セシルside
「……」
ケーキが、私のショートケーキが……灯火が失われた。
「おわた」
絶望感が私の身を包んだ。そして言葉となって外へもれた。身体から力が抜け、その場にへたり込んだ。
(私は一体どうやって希望を見出したらいいの……)
いちごのショートケーキという光を失った私はただ茫然とほんの数十秒前までそこーーショーウィンドウの中に存在していたところを眺めた。
(誰か教えて)
手を伸ばしていれば……クイズ対決なんてくだらないものに興じようとしなければーーその後悔の念が胸中を覆い、私はギュッとワンピースの胸元を握った。
(誰か)
助けてを求めた。が、絶望という闇に飲み込まれる私に光がさすことは……、
「っ」
あった。急に眩い光が差し込んだ。私は思わず光のした方へ視線を向けた。
(……モンブラン)
その先にあったのはモンブランケーキだった。栗色に輝いていた。その光は神々しくて手を伸ばさずにはいられなかった。

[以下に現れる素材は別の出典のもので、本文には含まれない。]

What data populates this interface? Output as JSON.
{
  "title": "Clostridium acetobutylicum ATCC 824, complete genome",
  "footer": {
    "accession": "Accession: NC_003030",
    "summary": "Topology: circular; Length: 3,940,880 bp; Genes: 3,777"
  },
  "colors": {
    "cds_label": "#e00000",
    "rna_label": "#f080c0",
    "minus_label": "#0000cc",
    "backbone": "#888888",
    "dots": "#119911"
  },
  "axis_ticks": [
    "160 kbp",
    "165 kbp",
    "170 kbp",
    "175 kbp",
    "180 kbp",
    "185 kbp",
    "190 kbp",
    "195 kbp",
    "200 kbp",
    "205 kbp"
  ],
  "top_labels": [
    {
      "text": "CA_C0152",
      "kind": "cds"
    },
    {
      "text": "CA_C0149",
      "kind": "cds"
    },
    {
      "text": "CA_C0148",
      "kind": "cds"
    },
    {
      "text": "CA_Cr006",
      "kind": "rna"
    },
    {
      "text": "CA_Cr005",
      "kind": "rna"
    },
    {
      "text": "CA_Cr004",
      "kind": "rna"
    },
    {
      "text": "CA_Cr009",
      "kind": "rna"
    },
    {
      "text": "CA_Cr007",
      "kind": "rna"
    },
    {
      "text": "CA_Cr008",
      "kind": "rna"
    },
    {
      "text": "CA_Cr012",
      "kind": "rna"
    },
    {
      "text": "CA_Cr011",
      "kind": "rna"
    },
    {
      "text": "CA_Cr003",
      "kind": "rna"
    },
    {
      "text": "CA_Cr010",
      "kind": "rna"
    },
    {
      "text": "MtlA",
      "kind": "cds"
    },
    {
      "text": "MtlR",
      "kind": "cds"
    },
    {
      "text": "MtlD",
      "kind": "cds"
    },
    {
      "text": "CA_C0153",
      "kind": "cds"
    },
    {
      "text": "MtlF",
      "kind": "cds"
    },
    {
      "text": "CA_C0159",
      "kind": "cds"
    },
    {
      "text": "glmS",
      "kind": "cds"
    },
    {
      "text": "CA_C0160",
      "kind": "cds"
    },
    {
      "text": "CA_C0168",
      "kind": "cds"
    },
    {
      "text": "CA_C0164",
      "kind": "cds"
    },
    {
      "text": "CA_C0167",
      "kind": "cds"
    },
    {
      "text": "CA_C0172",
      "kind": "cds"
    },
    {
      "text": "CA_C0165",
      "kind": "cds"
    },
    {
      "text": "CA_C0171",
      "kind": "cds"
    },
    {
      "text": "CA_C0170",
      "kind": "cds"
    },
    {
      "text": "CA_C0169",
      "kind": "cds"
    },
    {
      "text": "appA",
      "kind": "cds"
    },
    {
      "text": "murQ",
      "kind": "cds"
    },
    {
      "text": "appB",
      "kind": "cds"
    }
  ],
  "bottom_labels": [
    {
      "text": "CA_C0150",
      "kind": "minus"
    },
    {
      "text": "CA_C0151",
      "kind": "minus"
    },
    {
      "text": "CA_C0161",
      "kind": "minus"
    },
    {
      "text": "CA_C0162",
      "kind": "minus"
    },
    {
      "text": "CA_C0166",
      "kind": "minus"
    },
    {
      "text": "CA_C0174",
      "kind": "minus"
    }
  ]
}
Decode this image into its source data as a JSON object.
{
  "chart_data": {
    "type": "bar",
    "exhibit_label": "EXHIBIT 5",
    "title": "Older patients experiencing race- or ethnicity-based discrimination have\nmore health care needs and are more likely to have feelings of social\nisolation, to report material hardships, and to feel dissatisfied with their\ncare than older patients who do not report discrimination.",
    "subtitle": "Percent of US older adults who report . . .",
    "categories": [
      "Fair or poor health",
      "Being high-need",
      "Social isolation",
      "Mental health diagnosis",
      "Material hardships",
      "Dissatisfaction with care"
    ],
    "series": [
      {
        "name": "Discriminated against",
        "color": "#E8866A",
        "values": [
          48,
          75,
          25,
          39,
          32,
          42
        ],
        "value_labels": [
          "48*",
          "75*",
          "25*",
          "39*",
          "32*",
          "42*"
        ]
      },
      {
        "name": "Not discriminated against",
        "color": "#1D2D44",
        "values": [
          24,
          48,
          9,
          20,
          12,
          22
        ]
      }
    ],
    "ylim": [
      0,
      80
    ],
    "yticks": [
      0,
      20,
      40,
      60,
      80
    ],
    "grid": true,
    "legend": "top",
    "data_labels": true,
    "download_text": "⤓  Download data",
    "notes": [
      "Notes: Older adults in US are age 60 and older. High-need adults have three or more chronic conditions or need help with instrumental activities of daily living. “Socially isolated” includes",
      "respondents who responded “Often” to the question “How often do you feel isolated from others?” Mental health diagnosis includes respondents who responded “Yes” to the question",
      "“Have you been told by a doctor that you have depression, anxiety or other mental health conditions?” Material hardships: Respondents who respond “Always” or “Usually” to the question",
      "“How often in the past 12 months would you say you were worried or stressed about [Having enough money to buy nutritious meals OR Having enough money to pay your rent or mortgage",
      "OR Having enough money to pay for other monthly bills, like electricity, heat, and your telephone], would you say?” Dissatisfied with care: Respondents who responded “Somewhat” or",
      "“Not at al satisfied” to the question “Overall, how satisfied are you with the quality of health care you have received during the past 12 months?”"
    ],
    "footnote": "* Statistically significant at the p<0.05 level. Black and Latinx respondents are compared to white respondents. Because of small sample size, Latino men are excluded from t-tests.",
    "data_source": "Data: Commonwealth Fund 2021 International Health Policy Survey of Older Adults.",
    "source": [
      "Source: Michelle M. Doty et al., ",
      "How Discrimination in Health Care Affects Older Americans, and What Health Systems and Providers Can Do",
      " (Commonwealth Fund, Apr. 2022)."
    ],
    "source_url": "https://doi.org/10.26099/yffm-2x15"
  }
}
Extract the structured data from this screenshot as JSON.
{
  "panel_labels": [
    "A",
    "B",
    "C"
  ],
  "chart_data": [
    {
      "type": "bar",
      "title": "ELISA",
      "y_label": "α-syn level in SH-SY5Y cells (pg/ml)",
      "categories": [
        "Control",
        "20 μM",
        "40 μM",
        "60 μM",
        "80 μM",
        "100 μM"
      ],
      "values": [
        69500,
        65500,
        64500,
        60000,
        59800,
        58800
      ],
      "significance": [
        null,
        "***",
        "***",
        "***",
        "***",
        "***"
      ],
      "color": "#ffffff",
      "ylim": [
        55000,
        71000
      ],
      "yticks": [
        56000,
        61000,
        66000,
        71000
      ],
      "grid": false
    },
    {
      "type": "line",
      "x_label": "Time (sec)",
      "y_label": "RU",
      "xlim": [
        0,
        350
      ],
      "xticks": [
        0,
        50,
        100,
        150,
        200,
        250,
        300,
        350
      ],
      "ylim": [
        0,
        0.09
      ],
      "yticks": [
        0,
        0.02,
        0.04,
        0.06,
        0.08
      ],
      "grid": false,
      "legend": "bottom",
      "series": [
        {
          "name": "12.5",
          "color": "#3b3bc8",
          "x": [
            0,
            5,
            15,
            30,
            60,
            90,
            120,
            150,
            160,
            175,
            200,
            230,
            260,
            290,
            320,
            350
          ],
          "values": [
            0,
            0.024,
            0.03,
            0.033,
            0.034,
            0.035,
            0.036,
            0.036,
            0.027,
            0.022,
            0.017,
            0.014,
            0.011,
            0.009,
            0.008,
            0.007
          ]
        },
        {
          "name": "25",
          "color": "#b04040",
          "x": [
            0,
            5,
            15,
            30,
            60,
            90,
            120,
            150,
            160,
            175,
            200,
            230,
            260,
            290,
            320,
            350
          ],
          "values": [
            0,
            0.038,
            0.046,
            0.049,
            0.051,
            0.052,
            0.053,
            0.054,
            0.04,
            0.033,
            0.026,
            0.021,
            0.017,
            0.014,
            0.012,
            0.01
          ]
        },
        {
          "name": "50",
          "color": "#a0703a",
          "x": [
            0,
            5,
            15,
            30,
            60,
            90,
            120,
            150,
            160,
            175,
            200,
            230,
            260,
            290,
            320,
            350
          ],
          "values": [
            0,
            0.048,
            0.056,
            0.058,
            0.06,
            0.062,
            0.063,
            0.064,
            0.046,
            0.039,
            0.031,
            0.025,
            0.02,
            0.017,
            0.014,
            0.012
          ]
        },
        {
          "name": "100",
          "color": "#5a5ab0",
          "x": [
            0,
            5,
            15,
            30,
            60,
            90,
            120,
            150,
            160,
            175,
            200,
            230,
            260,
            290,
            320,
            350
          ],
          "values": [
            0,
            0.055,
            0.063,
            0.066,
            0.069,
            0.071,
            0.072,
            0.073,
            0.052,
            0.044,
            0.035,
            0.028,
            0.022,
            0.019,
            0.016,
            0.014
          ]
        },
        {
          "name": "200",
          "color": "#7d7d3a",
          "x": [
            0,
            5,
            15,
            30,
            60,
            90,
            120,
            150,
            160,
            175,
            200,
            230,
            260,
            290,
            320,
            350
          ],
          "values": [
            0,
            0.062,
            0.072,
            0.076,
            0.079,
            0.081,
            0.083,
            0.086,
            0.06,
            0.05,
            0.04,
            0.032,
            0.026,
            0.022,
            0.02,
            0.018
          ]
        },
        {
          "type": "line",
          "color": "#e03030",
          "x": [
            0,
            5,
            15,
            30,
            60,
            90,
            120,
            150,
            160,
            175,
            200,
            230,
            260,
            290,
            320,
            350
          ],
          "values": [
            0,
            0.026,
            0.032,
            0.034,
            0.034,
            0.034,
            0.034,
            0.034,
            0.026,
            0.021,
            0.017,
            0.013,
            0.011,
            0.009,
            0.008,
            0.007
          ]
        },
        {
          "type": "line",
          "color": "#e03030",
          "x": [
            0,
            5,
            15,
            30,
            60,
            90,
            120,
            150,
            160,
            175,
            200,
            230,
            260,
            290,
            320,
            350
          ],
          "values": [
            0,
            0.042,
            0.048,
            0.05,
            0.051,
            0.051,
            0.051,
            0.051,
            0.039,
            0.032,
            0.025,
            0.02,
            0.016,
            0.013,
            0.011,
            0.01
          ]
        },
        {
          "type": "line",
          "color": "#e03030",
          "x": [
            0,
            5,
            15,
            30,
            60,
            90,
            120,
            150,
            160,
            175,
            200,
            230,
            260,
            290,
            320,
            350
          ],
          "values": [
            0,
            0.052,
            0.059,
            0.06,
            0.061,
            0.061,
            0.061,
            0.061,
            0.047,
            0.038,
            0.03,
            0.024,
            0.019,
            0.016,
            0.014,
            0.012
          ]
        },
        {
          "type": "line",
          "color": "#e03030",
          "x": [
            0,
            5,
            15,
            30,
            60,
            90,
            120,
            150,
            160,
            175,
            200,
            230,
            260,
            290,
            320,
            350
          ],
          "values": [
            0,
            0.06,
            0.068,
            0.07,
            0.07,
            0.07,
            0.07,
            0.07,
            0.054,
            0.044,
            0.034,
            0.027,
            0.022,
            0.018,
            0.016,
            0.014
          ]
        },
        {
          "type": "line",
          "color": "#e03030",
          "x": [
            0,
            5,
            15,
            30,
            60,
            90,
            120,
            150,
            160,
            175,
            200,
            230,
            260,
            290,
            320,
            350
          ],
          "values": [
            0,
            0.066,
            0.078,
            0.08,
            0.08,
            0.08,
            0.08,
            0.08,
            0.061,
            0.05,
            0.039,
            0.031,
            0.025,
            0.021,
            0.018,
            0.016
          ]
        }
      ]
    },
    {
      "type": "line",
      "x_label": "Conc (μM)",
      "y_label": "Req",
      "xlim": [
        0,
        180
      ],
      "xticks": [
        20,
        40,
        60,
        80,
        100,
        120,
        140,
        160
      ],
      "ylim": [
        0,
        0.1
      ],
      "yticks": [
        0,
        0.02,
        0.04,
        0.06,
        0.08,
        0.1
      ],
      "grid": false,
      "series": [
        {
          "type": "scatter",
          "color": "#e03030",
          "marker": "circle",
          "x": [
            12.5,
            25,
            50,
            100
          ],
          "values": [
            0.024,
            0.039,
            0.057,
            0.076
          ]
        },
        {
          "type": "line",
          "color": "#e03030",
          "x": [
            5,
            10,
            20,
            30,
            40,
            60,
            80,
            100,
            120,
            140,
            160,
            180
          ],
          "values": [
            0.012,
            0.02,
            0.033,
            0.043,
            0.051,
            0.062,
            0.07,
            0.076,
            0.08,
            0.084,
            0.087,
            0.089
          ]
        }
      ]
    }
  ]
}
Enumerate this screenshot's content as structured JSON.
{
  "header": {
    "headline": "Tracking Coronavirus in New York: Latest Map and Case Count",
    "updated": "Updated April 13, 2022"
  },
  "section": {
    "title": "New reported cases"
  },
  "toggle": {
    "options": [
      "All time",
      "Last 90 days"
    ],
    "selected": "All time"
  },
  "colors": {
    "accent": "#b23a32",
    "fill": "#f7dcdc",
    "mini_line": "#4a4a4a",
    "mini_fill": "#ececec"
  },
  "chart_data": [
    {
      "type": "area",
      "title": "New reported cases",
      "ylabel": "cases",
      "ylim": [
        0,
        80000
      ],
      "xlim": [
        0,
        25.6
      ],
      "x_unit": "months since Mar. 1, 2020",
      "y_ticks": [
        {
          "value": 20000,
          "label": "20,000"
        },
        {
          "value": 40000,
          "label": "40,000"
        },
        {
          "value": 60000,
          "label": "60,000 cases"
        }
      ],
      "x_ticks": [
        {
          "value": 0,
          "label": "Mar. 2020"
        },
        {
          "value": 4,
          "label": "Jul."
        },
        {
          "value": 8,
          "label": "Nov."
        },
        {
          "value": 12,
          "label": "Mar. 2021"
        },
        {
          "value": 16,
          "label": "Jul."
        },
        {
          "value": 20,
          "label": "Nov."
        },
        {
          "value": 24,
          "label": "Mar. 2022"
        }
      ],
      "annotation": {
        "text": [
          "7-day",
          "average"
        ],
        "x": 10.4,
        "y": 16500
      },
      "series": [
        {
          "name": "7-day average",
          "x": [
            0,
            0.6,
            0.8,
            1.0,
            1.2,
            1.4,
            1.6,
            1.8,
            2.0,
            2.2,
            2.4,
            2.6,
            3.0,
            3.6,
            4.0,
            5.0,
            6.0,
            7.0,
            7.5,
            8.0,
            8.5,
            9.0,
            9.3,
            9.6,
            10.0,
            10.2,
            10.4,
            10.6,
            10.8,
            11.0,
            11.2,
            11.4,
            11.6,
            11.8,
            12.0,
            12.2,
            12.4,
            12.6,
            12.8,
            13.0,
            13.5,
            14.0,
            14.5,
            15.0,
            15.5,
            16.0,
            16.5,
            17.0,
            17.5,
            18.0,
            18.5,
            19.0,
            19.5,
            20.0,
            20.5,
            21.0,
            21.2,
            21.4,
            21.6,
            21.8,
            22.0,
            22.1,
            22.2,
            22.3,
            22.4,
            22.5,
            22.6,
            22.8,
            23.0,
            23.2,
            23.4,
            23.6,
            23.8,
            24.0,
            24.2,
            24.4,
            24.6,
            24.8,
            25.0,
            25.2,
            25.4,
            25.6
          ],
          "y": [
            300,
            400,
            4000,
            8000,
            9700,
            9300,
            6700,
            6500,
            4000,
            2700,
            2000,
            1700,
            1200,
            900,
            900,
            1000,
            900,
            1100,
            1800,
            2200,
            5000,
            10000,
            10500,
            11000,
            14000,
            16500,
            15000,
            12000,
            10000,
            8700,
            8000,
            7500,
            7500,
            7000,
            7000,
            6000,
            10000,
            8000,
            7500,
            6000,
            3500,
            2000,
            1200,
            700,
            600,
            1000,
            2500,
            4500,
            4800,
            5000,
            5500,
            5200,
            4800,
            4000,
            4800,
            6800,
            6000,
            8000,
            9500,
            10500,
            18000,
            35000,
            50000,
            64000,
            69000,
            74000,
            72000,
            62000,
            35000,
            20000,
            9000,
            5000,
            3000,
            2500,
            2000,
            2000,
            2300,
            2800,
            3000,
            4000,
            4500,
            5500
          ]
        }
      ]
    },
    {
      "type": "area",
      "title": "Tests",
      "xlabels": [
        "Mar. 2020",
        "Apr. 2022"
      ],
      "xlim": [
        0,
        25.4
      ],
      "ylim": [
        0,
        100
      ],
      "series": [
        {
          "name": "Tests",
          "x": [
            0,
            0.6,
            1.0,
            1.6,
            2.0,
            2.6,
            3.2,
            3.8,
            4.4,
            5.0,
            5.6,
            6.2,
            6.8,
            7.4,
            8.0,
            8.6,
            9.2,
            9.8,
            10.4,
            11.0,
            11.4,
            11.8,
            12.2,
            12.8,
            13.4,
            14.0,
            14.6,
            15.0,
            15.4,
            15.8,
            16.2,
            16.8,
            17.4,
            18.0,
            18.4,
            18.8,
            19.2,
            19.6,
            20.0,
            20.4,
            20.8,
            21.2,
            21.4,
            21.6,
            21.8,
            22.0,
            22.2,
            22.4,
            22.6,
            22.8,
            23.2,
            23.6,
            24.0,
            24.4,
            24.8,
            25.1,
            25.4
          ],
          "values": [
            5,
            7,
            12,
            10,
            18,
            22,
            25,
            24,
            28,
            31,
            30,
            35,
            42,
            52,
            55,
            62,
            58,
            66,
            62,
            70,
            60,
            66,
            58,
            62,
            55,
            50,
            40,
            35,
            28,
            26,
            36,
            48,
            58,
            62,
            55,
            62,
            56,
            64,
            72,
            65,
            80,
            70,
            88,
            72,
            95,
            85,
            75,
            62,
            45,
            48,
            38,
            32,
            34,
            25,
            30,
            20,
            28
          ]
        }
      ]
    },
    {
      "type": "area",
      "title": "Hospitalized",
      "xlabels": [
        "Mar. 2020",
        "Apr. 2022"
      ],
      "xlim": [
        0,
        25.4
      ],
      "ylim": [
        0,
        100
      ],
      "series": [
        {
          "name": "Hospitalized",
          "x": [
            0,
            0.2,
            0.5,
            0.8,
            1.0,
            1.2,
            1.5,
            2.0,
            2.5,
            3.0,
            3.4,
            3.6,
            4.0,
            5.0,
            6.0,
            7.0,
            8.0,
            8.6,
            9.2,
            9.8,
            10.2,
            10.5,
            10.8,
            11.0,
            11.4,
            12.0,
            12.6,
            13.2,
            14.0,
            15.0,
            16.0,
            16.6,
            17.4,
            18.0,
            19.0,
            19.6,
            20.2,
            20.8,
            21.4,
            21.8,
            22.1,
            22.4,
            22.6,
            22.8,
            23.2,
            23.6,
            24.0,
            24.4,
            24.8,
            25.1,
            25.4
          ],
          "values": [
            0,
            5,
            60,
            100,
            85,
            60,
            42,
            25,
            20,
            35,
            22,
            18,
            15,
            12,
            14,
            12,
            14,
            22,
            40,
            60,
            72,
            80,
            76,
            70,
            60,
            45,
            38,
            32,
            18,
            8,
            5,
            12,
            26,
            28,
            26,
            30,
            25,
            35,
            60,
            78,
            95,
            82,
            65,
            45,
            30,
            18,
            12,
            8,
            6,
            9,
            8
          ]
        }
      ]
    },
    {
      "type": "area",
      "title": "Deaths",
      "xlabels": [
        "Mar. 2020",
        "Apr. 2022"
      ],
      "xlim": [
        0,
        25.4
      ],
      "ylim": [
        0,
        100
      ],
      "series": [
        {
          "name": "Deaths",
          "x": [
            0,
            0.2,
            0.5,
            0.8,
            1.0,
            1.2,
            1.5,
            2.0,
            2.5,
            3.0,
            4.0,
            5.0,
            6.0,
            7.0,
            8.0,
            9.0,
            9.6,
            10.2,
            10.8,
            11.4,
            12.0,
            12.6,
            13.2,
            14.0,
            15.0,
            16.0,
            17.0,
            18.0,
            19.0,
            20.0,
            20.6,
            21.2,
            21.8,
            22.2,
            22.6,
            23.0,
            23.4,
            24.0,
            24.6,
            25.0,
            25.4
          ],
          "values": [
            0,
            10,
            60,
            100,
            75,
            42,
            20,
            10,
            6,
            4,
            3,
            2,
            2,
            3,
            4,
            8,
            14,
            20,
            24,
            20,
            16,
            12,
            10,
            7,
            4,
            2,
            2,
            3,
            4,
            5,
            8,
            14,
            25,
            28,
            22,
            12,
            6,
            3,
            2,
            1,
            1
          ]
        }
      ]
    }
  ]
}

「すみません私ったら。もしよろしかったら他にどのケーキにしますか?」
とモンブランに手を伸ばした私に店員さんが申し訳なさそうに謝ったので、
「モンブラン!」
「モンブラン!」
私は神々しく輝くモンブランを所望した。が、
(ん?気のせいか横から声がしたような……)
私の他にモンブランという単語が聞こえたような気がしたので横を向いた。頼む幻聴であってくれ!と願いながら。が、そこには
(お……)
私と同じように救いを求めるようにモンブランへと手を伸ばす
「お前もかぁぁ!」
レントがいた。そして思わず令嬢らしからぬ言葉遣いで叫んでしまった。
「私の真似ばっかすんじゃねぇぇ!」
「それはこっちのセリフじゃあ!」
再び睨み合う私とレントは、
「って!近い!」
「うおおい!ちかっ!」
ぐぬぬぬ、とムキになるほどに互いの距離が縮まって鼻先が触れそうになったところで我に帰り慌てて顔を逸らした。
(あ、危なかった)
はやる鼓動に体温が上がり頬が熱くなった。顔を逸らすときに鼻先が少し触れた感覚が残っていて、それがさらに鼓動を早めた。
(お、落ち着くのよ私)
一旦、深呼吸して……すぅぅ、はぁぁ。と数回繰り返し、わずかながら冷静さを取り戻せた。そして冷静になってきた頭で
(って冷静に考えたら)
今までのことを状況整理を兼ねて振り返ったら
(同じように動揺して天井を向いたり、図ったわけでもないのに同じタイミングで同じケーキを注文したり、そのあともまた同じケーキを注文して争って……)
なんだか可笑しくなってきて
「ふふ」
「はは」
これも図ったわけではなかったのに
「ふふふ」
「ははは」
また同じタイミングで今度は笑って
「はー……ねぇ。提案があるんだけど」
「お、奇遇だな。俺もだ」
同じタイミングで
「ケーキ半分こにしない?」
「ケーキ半分こにしようぜ」
そう口にしていた。
「ハモったわね」
「ハモったな」
………
……
…
「これ甘いわね」
その後、カフェスペースにて私とレントはモンブランを半分こにして食べた。
「そうか?俺は好きだけどな」
味の好みまでは被らなかったけど、それでもなんか心地よかった。お店の中の雰囲気もあったのだろうけどレントの知らない一面を目にして新鮮だった。